Velocity Reviews > Is this code correct ?

# Is this code correct ?

Ernie Wright
Guest
Posts: n/a

 03-05-2008
johnnash wrote:

>>There are a number of ways to approach this. One would be to scale the
>>steps in phi by the sine of theta,
>>
>> for ( phi = 0; phi < 360; phi += 5.0 / sin( theta )) ...
>>
>>The poles, where theta = 0 or 180, are treated as a special case, since
>>there's no need to test different increments of phi.

>
> why increment phi in steps of sin(theta) ?? if we do this, then when
> zenith is 90, the rays will far apart whereas near the poles, they
> would be bundled closely and there will be a very thick density.

It depends on how you define your angles. If sine doesn't work, you can
use cosine (which is actually more common).
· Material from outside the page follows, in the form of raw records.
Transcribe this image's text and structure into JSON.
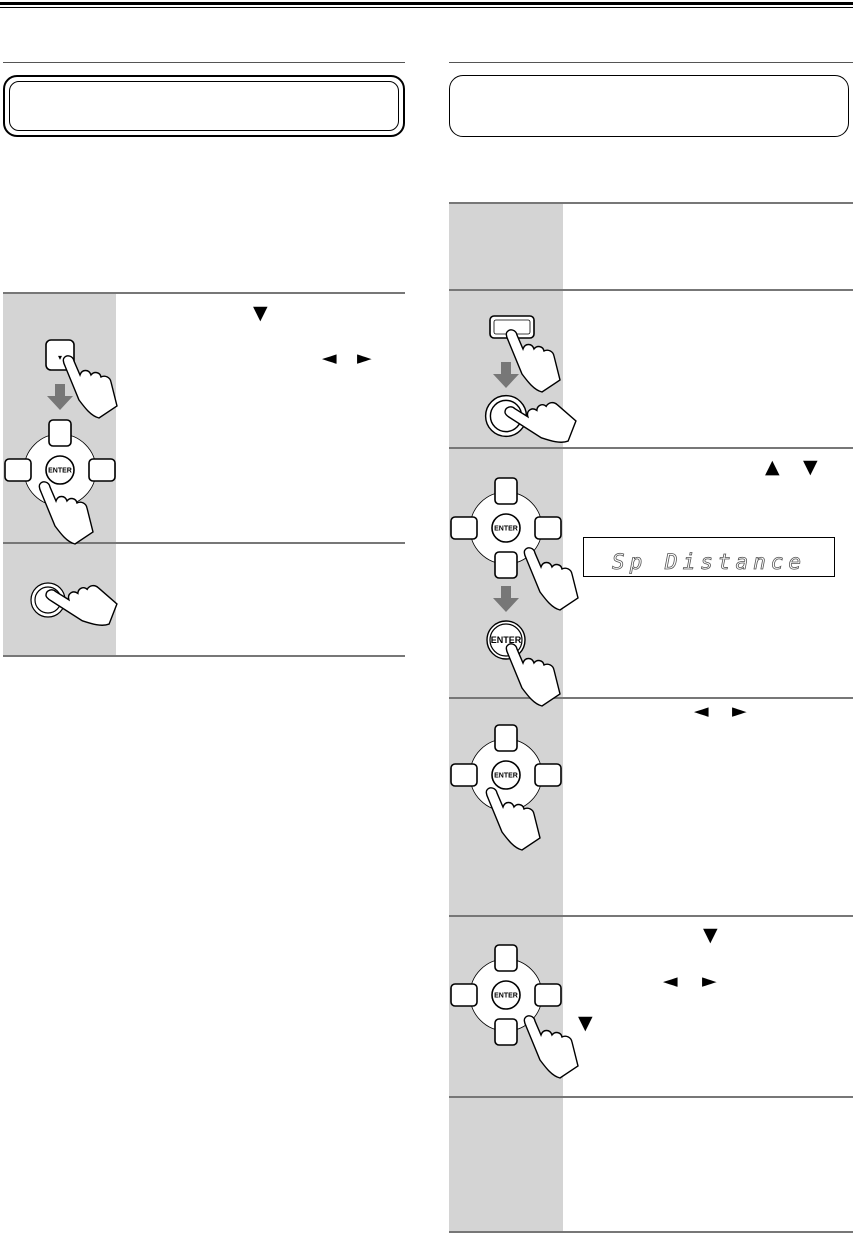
{
  "glyphs": {
    "down": "▼",
    "up": "▲",
    "left": "◄",
    "right": "►"
  },
  "buttons": {
    "enter": "ENTER"
  },
  "display": {
    "text": "Sp Distance"
  },
  "colors": {
    "rule": "#777777",
    "step_column": "#d4d4d4",
    "arrow": "#777777"
  }
}
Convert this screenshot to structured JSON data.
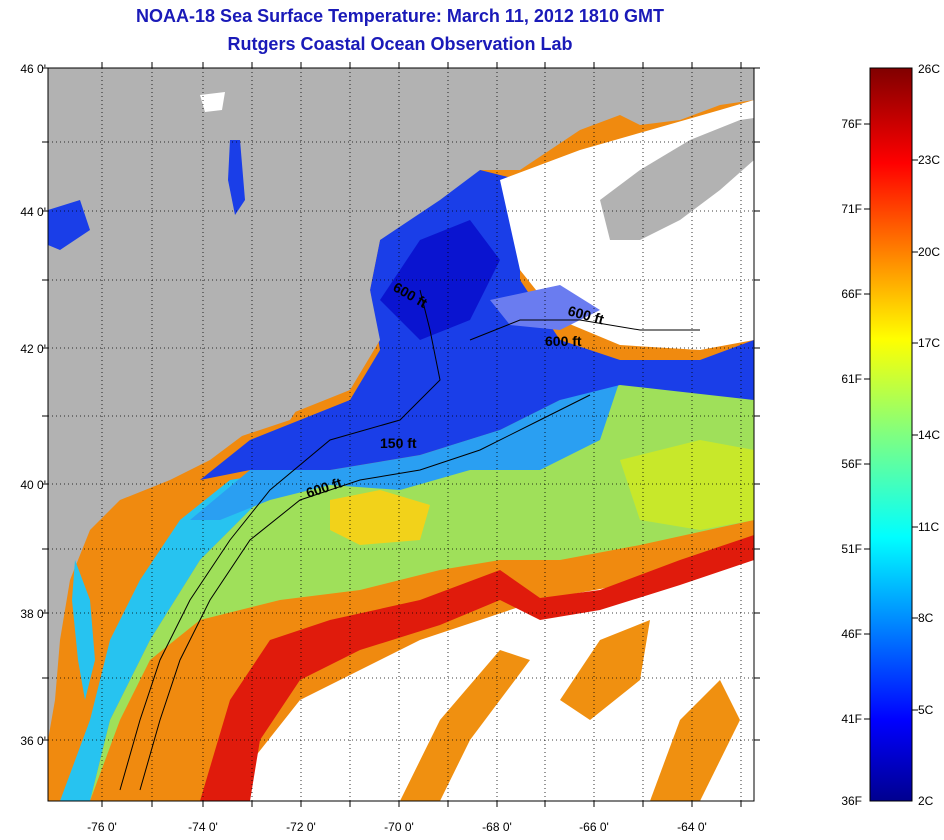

- Ernie http://home.comcast.net/~erniew

johnnash
Guest
Posts: n/a

 03-05-2008
On Mar 5, 7:09 pm, Ernie Wright <(E-Mail Removed)> wrote:
> johnnash wrote:
> >>There are a number of ways to approach this. One would be to scale the
> >>steps in phi by the sine of theta,

>
> >> for ( phi = 0; phi < 360; phi += 5.0 / sin( theta )) ...

>
> >>The poles, where theta = 0 or 180, are treated as a special case, since
> >>there's no need to test different increments of phi.

>
> > why increment phi in steps of sin(theta) ?? if we do this, then when
> > zenith is 90, the rays will far apart whereas near the poles, they
> > would be bundled closely and there will be a very thick density.

>
> It depends on how you define your angles. If sine doesn't work, you can
> use cosine (which is actually more common).
>
> - Ernie http://home.comcast.net/~erniew

ok i think i understood. may be what you are trying to say is that the
rays tend to bundled along the poles(i.e. theta = 0 and 180) so what
we do is we increment phi by greater values near pole. because when
theta is closer to zero or 180, the sine value will be very low
resulting in a very high value of 5 / sin(theta) ?? but at theta = 90
which represents the equatior, increment is only 5 degree..